Mineiros do Chile, Tebas e o Mito
Eu vi as imagens do resgate dos mineiros do Chile aliás, quem não viu, né? Prestei uma especial atenção ao nacionalismo que elas despertaram. Bandeiras, gritos de guerra (Chi-chi-chi, le-le-le, Chile, Chile…), presidentes. Por que tudo isso? Parece que homens brotando do chão costumam despertar esse tipo de sentimento desde que a espécie humana começou a lavrar a terra em busca de seu próprio sustento. A alegoria de se ter nascido do chão de determinado lugar foi inevitável para quem se estabeleceu no local e necessitava de uma legitimação da posse.
Isso lembra o mito da fundação de Tebas, a arcaica cidade grega. JP Vernant em seu fantástico livro “O Universo, os Deuses e os Homens”, narra esse mito no capítulo referente a Dioniso e me permito resumi-lo (perigosamente).
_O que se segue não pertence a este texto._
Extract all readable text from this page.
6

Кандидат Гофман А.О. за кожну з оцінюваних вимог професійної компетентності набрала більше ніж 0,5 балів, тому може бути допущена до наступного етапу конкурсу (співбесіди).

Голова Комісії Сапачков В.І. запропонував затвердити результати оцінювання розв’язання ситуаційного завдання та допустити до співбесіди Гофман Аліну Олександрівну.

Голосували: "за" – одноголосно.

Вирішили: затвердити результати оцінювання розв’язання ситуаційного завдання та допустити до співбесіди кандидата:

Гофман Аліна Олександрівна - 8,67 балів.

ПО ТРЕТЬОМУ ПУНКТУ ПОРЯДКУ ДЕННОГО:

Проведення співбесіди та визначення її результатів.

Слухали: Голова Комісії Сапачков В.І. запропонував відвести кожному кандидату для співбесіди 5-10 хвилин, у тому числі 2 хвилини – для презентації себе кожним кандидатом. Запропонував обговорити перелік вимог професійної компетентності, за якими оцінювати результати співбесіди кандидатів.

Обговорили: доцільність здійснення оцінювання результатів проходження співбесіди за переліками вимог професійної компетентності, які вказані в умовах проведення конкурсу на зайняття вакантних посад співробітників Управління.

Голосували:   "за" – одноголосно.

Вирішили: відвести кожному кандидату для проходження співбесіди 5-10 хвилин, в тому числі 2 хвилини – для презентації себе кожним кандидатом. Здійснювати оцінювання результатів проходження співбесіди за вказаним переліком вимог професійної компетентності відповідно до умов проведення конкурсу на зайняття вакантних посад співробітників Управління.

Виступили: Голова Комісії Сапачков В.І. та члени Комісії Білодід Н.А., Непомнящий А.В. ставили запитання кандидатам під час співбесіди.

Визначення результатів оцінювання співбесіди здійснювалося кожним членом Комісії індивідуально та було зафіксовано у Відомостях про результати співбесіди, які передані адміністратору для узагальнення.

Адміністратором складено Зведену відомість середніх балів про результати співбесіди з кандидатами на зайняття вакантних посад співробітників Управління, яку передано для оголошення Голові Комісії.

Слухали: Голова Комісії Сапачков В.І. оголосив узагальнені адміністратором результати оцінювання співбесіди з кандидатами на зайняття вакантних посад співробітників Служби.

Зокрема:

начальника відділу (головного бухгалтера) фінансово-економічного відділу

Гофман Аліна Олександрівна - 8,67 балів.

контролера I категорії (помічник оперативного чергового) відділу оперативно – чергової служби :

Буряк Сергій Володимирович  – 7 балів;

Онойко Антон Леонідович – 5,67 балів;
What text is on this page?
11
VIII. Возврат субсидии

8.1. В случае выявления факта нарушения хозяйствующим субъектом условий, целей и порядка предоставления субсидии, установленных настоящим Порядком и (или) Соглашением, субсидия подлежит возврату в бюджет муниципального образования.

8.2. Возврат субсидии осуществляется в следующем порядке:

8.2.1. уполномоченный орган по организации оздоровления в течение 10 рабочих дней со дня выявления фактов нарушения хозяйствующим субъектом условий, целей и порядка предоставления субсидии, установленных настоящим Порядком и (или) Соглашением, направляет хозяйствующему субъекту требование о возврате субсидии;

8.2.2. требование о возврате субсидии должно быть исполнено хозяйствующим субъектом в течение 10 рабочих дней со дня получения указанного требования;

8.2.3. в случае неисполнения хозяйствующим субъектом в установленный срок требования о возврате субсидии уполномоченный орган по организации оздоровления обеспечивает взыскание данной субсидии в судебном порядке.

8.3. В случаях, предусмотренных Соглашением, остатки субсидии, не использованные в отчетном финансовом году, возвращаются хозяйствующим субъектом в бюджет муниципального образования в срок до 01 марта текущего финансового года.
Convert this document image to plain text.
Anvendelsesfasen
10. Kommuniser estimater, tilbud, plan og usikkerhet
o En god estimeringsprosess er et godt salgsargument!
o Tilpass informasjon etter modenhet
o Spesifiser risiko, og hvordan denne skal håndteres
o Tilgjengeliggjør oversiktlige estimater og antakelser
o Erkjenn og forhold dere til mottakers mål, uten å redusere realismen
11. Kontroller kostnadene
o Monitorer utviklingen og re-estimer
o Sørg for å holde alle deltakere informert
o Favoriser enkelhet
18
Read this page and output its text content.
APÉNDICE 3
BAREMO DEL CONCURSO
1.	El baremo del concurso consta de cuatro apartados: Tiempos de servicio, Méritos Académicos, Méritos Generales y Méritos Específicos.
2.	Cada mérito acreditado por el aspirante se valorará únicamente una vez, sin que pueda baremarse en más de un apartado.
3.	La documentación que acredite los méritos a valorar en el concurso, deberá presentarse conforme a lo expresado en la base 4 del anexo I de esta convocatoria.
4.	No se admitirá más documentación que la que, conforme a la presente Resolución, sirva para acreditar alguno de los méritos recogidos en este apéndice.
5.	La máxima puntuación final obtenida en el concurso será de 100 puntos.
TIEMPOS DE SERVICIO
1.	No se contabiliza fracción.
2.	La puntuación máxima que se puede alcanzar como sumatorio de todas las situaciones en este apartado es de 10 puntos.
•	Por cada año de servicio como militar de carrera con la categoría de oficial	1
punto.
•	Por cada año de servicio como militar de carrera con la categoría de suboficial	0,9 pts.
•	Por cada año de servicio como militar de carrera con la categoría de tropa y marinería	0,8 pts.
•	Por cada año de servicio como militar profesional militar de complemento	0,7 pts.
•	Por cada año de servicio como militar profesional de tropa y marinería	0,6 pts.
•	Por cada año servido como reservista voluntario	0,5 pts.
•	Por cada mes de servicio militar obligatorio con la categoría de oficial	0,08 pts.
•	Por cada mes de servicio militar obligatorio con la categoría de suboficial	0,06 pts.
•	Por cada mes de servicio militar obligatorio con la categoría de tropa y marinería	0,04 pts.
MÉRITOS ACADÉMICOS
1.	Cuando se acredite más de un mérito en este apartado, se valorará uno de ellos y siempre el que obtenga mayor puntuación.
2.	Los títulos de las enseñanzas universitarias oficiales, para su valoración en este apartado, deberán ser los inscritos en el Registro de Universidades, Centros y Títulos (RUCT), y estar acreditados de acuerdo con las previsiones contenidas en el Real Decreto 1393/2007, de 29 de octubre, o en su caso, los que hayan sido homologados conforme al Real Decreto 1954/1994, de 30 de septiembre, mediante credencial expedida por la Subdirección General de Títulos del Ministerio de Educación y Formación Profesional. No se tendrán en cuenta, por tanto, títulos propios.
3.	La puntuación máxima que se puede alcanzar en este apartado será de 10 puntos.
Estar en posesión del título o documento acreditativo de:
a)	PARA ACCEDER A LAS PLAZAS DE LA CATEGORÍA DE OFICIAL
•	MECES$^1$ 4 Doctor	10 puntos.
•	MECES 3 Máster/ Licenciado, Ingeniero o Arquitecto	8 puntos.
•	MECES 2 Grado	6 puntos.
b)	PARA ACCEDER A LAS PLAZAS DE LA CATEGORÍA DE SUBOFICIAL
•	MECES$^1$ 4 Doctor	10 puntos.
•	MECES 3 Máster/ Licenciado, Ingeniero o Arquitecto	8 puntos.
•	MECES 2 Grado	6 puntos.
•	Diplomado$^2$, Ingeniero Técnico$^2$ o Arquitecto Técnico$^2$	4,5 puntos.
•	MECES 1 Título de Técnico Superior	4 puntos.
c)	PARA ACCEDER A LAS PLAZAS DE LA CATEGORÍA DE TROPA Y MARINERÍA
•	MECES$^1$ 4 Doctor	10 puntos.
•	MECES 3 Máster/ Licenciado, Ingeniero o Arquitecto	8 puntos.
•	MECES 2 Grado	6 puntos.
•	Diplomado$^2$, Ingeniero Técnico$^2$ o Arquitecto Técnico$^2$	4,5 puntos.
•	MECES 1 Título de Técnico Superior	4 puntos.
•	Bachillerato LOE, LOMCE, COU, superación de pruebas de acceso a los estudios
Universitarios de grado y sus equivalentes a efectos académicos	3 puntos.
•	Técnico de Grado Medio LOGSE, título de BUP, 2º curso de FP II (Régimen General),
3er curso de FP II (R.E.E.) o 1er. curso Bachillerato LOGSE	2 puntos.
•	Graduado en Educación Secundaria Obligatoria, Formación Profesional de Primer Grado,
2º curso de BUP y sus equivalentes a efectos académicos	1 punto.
Cadmo era filho de Teléfassa e Agenor, o casal real de Tiro. Tinha uma irmã chamada Europa (que deu nome ao continente) beeem gata. Zeus, que era taradaço e não podia ver uma ninfetinha, a viu tomando banho de mar, meio nua (sempre melhor que totalmente nua!), e tomou a forma de um touro branco magnífico para seduzi-la (magina!). Raptou a menina e a levou para Creta onde teve dois filhos – Radamanto e Minos – com ela. Agenor mobilizou toda a família para procurar sua filha. Cadmo foi com a mãe, Teléfassa, para a planície da Trácia, onde ela morre. Após uma passagem rápida pelo oráculo de Delfos, Cadmo chega a conclusão que precisa seguir uma vaca (predomínio de vacuns na história!) até onde ela se deitar para fundar uma cidade. Ao chegar ao local indicado pelo animal, ele solicita a seus soldados água de uma fonte para fazer um sacrifício à deusa Atena. A fonte de água, entretanto, era guardada por um dragão que mata todos os soldados. Cadmo vai até lá e mata o dragão. Atena então, aparece a ele pedindo que termine o sacrifício e que semeie os dentes da besta num terreno plano, como para um colheita (ver figura – clique para ampliar e ver a origem). Mal ele termina o serviço, surgem da terra guerreiros plenamente vestidos para batalha. Cadmo temeroso de ser atacado, os ilude e faz com que eles comecem a brigar entre si. Matam-se uns aos outros sobrando apenas cinco. Estes são os chamados Spartói, que significa, os Semeados, mesma raiz de sperma, semente. São guerreiros autóctones. Um deles, Equíon, casa com uma filha de Cadmo chamada Ágave, com quem terá um filho chamado Penteu e que será rei de Tebas.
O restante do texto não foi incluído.